Leadership Lessons from Honest Ed’s

The workplace culture behind the retail institution

Photo credit: A Nerd’s World

On December 31st, 2016 Toronto’s iconic Honest Ed’s department store closed for good. This weekend the Centre for Social Innovation will host one final farewell bash — Toronto for Everyone — celebrating the massive cultural impact the store had on the city.

Over the course of its 69 years at the corner of Bathurst and Bloor, this unmistakable retail landmark become recognized as a local institution. But at 160,000 square foot, I’d argue the department store should be remembered as much more than just a cultural bedrock. It should be a business case study as well.

Honest Ed’s may be a relic of times past, but the values it upheld to create its one-of-a-kind corporate culture are as a relevant as ever.

In winter of 2016, just before the store shuttered for good, I had the opportunity to interview a longtime employee on his lived experience of work at Honest Ed’s. Frank Mirabelli, a buyer, worked at the store for 49 years. He started in April 1967 while at a nearby high school and held a long list of positions over his years. He met his wife there in 1972.

Frank Mirabelli, Retail Buyer (photo: Traven Benner)

As we sat in his office just off the sales floor two months before the store would shutter, he flipped from past to present tense describing his time with the store fondly. During the conversation I was struck by how many learnings for large organizations could be gleaned from his experience. I have conducted countless stakeholder interviews with employees and management of fortune 500 organizations. But Frank’s reflections were littered with leadership lessons told from an increasingly rare perspective — that of 40+ year longstanding, loyal, wholly engaged employee.

Below are a handful of those valuable lessons in Frank’s words. Honest Ed’s may be a relic of times past, but the values it upheld to create its one-of-a-kind corporate culture are as a relevant as ever.
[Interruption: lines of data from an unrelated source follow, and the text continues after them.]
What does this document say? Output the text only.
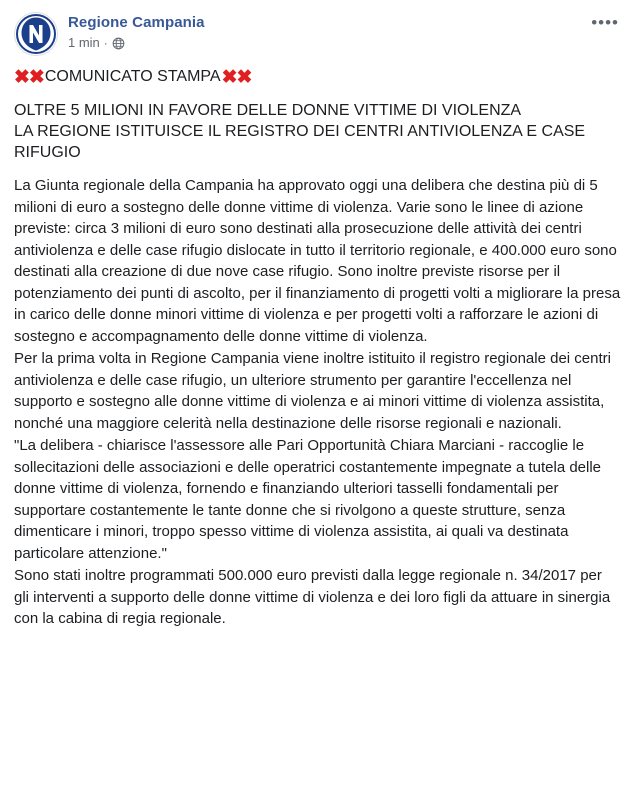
Regione Campania
1 min ·
••••
✖✖ COMUNICATO STAMPA ✖✖
OLTRE 5 MILIONI IN FAVORE DELLE DONNE VITTIME DI VIOLENZA
LA REGIONE ISTITUISCE IL REGISTRO DEI CENTRI ANTIVIOLENZA E CASE RIFUGIO

La Giunta regionale della Campania ha approvato oggi una delibera che destina più di 5 milioni di euro a sostegno delle donne vittime di violenza. Varie sono le linee di azione previste: circa 3 milioni di euro sono destinati alla prosecuzione delle attività dei centri antiviolenza e delle case rifugio dislocate in tutto il territorio regionale, e 400.000 euro sono destinati alla creazione di due nove case rifugio. Sono inoltre previste risorse per il potenziamento dei punti di ascolto, per il finanziamento di progetti volti a migliorare la presa in carico delle donne minori vittime di violenza e per progetti volti a rafforzare le azioni di sostegno e accompagnamento delle donne vittime di violenza.

Per la prima volta in Regione Campania viene inoltre istituito il registro regionale dei centri antiviolenza e delle case rifugio, un ulteriore strumento per garantire l'eccellenza nel supporto e sostegno alle donne vittime di violenza e ai minori vittime di violenza assistita, nonché una maggiore celerità nella destinazione delle risorse regionali e nazionali.

"La delibera - chiarisce l'assessore alle Pari Opportunità Chiara Marciani - raccoglie le sollecitazioni delle associazioni e delle operatrici costantemente impegnate a tutela delle donne vittime di violenza, fornendo e finanziando ulteriori tasselli fondamentali per supportare costantemente le tante donne che si rivolgono a queste strutture, senza dimenticare i minori, troppo spesso vittime di violenza assistita, ai quali va destinata particolare attenzione."

Sono stati inoltre programmati 500.000 euro previsti dalla legge regionale n. 34/2017 per gli interventi a supporto delle donne vittime di violenza e dei loro figli da attuare in sinergia con la cabina di regia regionale.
Empathy begins with having a clear sense of who your customer is. Selling to an underserved market of new Canadians, Ed Mirvish saw the value in hiring from the same communities he was aiming to reach.

It’s a place that all the new immigrants came to. Whoever came to Toronto knew about Honest Ed’s. They found out through friends, word of mouth, you know.
Whether they spoke English or not, they were able to shop here. They would find somebody who spoke their language because our staff here is a multicultural staff. You didn’t even have to speak English to work in this place. That’s how it was…. from the start.


Ed Mirvish recognized that developing your existing staff built employee loyalty and grew a stronger corporate culture. It also saved money that could be passed on to the customer.

I started part time and slowly I started to get promoted…. Mr Mirvish, he always promoted within. I don’t have a business education. I don’t have a College degree. Everything I learned I learned it here by physically doing it and listening to my seniors…. That’s how I learned it all. And I think I did well. I built a good reputation for myself and the store.


Good leaders know autonomy begets engagement. Show your employees trust and they’ll get the job done nine times out of ten. That other time, just forget about it. If your people are not failing occasionally, they’re not learning.

We became comfortable because he allowed us to run the place. We had no restrictions. The only thing he wanted to see at end of the month was you did a good job selling the products and you made money. That’s all…. Here I could place an order for $50 or $20,000 and I don’t have to check with anyone. So he gave us that freedom.
….If we made a mistake when we did the buying he would talk to us, but two minutes later it was forgotten. And the only thing he expected from us was don’t make the same mistake, that’s all. We all make mistakes. That’s how he was. And that’s what we learned from him. And a lot of the coworkers here, a lot of them have been here 50, 40 years, 30 years, so we became like brothers and sisters. And I don’t think there are so many places that have that now.


Longstanding employee relationships translate into longstanding customer relationships. Honest Ed’s lived this formula for 69 years.

We have a base. More or less, everyday, you see the same faces. And you begin to be friendly with them…. we got older together I guess. They bring their grandkids. And we’re friends — not just customers, we’re friends.
I get a lot of people like your age and older that come and say, “oh you’re still here, I used to be a little kid and shop here”. And that makes me happy and proud that I’m still here and they remember me.


Amidst intense competition, a differentiated position is everything. Honest Ed’s saw its everything-by-hand, no-tech experience as a distinct selling feature, not a detriment.

We do everything by hand here. There’s no computers. We have a computer up in the main office, only one. We have an email, only one. But you see my office here there’s just the phone, nothing else.
We get a lot of young people now, especially from the university…. I listen to them and to them this is like a museum: another world, another age. We are like in the 60s, probably 50s. But it’s ok, I’m proud of it. I don’t have to be in this time…. it makes it different from anyplace else.
It is a good thing. It’s not a backward thing. It’s who I am and who we are. I know you cannot please everybody.

*This interview has been condensed and edited for clarity. It was conducted as part of an exhibit titled the Museum of Contemporary Work which will show in 2017.